第164話 ゲットだぜ

 孤児院の正面玄関にくると、一人の幼女(サプルよりちょっと下くらいかな)が地面に座り込んでなにかをしているのが見えた。


 孤児院に客など滅多にこないし、今の時間は働けない年代がいるだけなので、正面玄関前は結構一人になれる場所なのだ。


 なにしてんだ? と、興味を引かれて幼女の背後から地面を覗き込んだ。


「……九九か……」


 以前きたときに渡した九九を焼き付けた板版を渡してある。あと文字の板版もな。


 孤児の就職率は低いと聞いたので、なら計算と文字を教えろと勧めたのだ。


 オレの声に幼女が気がつき、振り返って絶句した。


 ……酷いっ……!


 なにか刃物で深く斬られたようで、額から左目を通り、口の脇まで一直線に傷があった。


 よくこれで生きてるのか不思議な傷である。


「よっ。勉強とは感心だな。九九はどこまで覚えたんだ?」


 絶句したものの、驚きの顔は見せず、微笑を浮かべながら幼女に聞いた。


 自分の顔の傷に触れなかったのが不思議だったようで、傷を隠しながらも戸惑いの顔を見せていた。


「ん? 九の段か。全部覚えたのか?」


 地面をよく見れば一の段から九の段まで書かれていた。


「へー。その年でスゲーな。しかも、数字まで書けるとは。なかなか賢いじゃねーか。将来は大商人か大臣だな」


 幼女の頭をグリグリと撫でてやる。


 サプルもこれだけ熱心なら直ぐに文字も計算も覚えると思うんだが、あのスーパー幼女は興味があることしか才能を開花させないのだ。ほんと、女の子らしいものに興味を持ってもらいたいよ。まあ、サプルのやりたいように生きればイイから口にはしねーけどよ。


 そんなことしてたら玄関が開き、孤児院の責任者たるハリワ副院長が出てきた。


「べーさま、ようこそお出でくださいました」


「おう。副院長さん。元気だったかい?」


 年齢は聞いたことねーんで何歳かは知らねーが、三十代には突入してんじゃねーかって見た目だ。


「はい。元気にやっております。これもべーさまのお陰です」


「まあ、元気ならなんでもイイさ。ほれ、今年の寄付だ」


 ポケットから銀貨が二百枚詰まった皮袋を出して副院長さんに渡した。


 あくまでも寄付は孤児院に対してしているものなので、孤児院側に渡しているのだ。もっとも使い道は言及してねーからなにに使うかは院長次第だがな。

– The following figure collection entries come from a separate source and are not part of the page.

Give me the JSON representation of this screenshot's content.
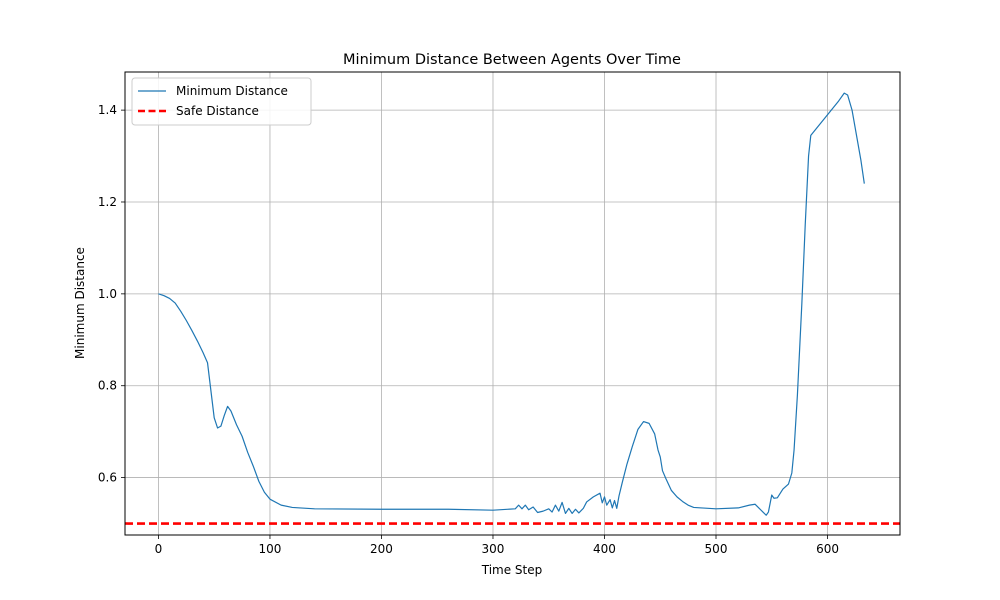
{
  "chart_data": {
    "type": "line",
    "title": "Minimum Distance Between Agents Over Time",
    "xlabel": "Time Step",
    "ylabel": "Minimum Distance",
    "xlim": [
      -30,
      665
    ],
    "ylim": [
      0.475,
      1.483
    ],
    "x_ticks": [
      0,
      100,
      200,
      300,
      400,
      500,
      600
    ],
    "y_ticks": [
      0.6,
      0.8,
      1.0,
      1.2,
      1.4
    ],
    "x_tick_labels": [
      "0",
      "100",
      "200",
      "300",
      "400",
      "500",
      "600"
    ],
    "y_tick_labels": [
      "0.6",
      "0.8",
      "1.0",
      "1.2",
      "1.4"
    ],
    "grid": true,
    "legend_position": "top-left",
    "series": [
      {
        "name": "Minimum Distance",
        "color": "#1f77b4",
        "style": "solid",
        "points": [
          [
            0,
            1.0
          ],
          [
            5,
            0.996
          ],
          [
            10,
            0.99
          ],
          [
            15,
            0.98
          ],
          [
            20,
            0.962
          ],
          [
            25,
            0.942
          ],
          [
            30,
            0.92
          ],
          [
            35,
            0.897
          ],
          [
            40,
            0.872
          ],
          [
            44,
            0.85
          ],
          [
            46,
            0.81
          ],
          [
            48,
            0.77
          ],
          [
            50,
            0.73
          ],
          [
            53,
            0.708
          ],
          [
            56,
            0.712
          ],
          [
            59,
            0.735
          ],
          [
            62,
            0.755
          ],
          [
            65,
            0.745
          ],
          [
            70,
            0.715
          ],
          [
            75,
            0.69
          ],
          [
            80,
            0.655
          ],
          [
            85,
            0.625
          ],
          [
            90,
            0.592
          ],
          [
            95,
            0.568
          ],
          [
            100,
            0.553
          ],
          [
            110,
            0.54
          ],
          [
            120,
            0.535
          ],
          [
            140,
            0.532
          ],
          [
            200,
            0.531
          ],
          [
            260,
            0.531
          ],
          [
            300,
            0.529
          ],
          [
            320,
            0.532
          ],
          [
            323,
            0.54
          ],
          [
            326,
            0.532
          ],
          [
            329,
            0.54
          ],
          [
            332,
            0.53
          ],
          [
            336,
            0.536
          ],
          [
            340,
            0.524
          ],
          [
            345,
            0.527
          ],
          [
            350,
            0.532
          ],
          [
            353,
            0.525
          ],
          [
            356,
            0.54
          ],
          [
            359,
            0.527
          ],
          [
            362,
            0.546
          ],
          [
            365,
            0.522
          ],
          [
            368,
            0.533
          ],
          [
            371,
            0.522
          ],
          [
            374,
            0.531
          ],
          [
            377,
            0.523
          ],
          [
            381,
            0.533
          ],
          [
            384,
            0.547
          ],
          [
            390,
            0.558
          ],
          [
            396,
            0.566
          ],
          [
            398,
            0.545
          ],
          [
            400,
            0.558
          ],
          [
            402,
            0.54
          ],
          [
            405,
            0.552
          ],
          [
            407,
            0.534
          ],
          [
            409,
            0.55
          ],
          [
            411,
            0.533
          ],
          [
            413,
            0.56
          ],
          [
            416,
            0.59
          ],
          [
            420,
            0.628
          ],
          [
            425,
            0.668
          ],
          [
            430,
            0.705
          ],
          [
            435,
            0.722
          ],
          [
            440,
            0.718
          ],
          [
            445,
            0.695
          ],
          [
            448,
            0.66
          ],
          [
            450,
            0.645
          ],
          [
            452,
            0.615
          ],
          [
            455,
            0.598
          ],
          [
            460,
            0.572
          ],
          [
            465,
            0.558
          ],
          [
            470,
            0.548
          ],
          [
            475,
            0.54
          ],
          [
            480,
            0.535
          ],
          [
            500,
            0.532
          ],
          [
            520,
            0.534
          ],
          [
            530,
            0.54
          ],
          [
            535,
            0.542
          ],
          [
            540,
            0.53
          ],
          [
            545,
            0.518
          ],
          [
            547,
            0.525
          ],
          [
            550,
            0.562
          ],
          [
            552,
            0.555
          ],
          [
            555,
            0.556
          ],
          [
            560,
            0.575
          ],
          [
            565,
            0.586
          ],
          [
            568,
            0.61
          ],
          [
            570,
            0.66
          ],
          [
            573,
            0.78
          ],
          [
            577,
            0.98
          ],
          [
            580,
            1.15
          ],
          [
            583,
            1.3
          ],
          [
            585,
            1.345
          ],
          [
            590,
            1.36
          ],
          [
            600,
            1.39
          ],
          [
            610,
            1.42
          ],
          [
            615,
            1.437
          ],
          [
            618,
            1.433
          ],
          [
            622,
            1.4
          ],
          [
            626,
            1.345
          ],
          [
            630,
            1.29
          ],
          [
            633,
            1.24
          ]
        ]
      },
      {
        "name": "Safe Distance",
        "color": "#ff0000",
        "style": "dashed",
        "points": [
          [
            -30,
            0.5
          ],
          [
            665,
            0.5
          ]
        ]
      }
    ]
  }
}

「ありがとうございます。子どもたちにお腹一杯食べさせてあげられます」


 大精霊の信仰が根付いているとは言え、孤児院に寄付する余裕のある信者なんてなかなかいねーし、領主からのお情けなんて銅貨五十枚だ。消費するだけの孤児院がやっていけるわけがねー。それでも投げ出さずに孤児院をやってんだから立派だよ。これで将来の展望なり計画性があれば言うことねーんだがな。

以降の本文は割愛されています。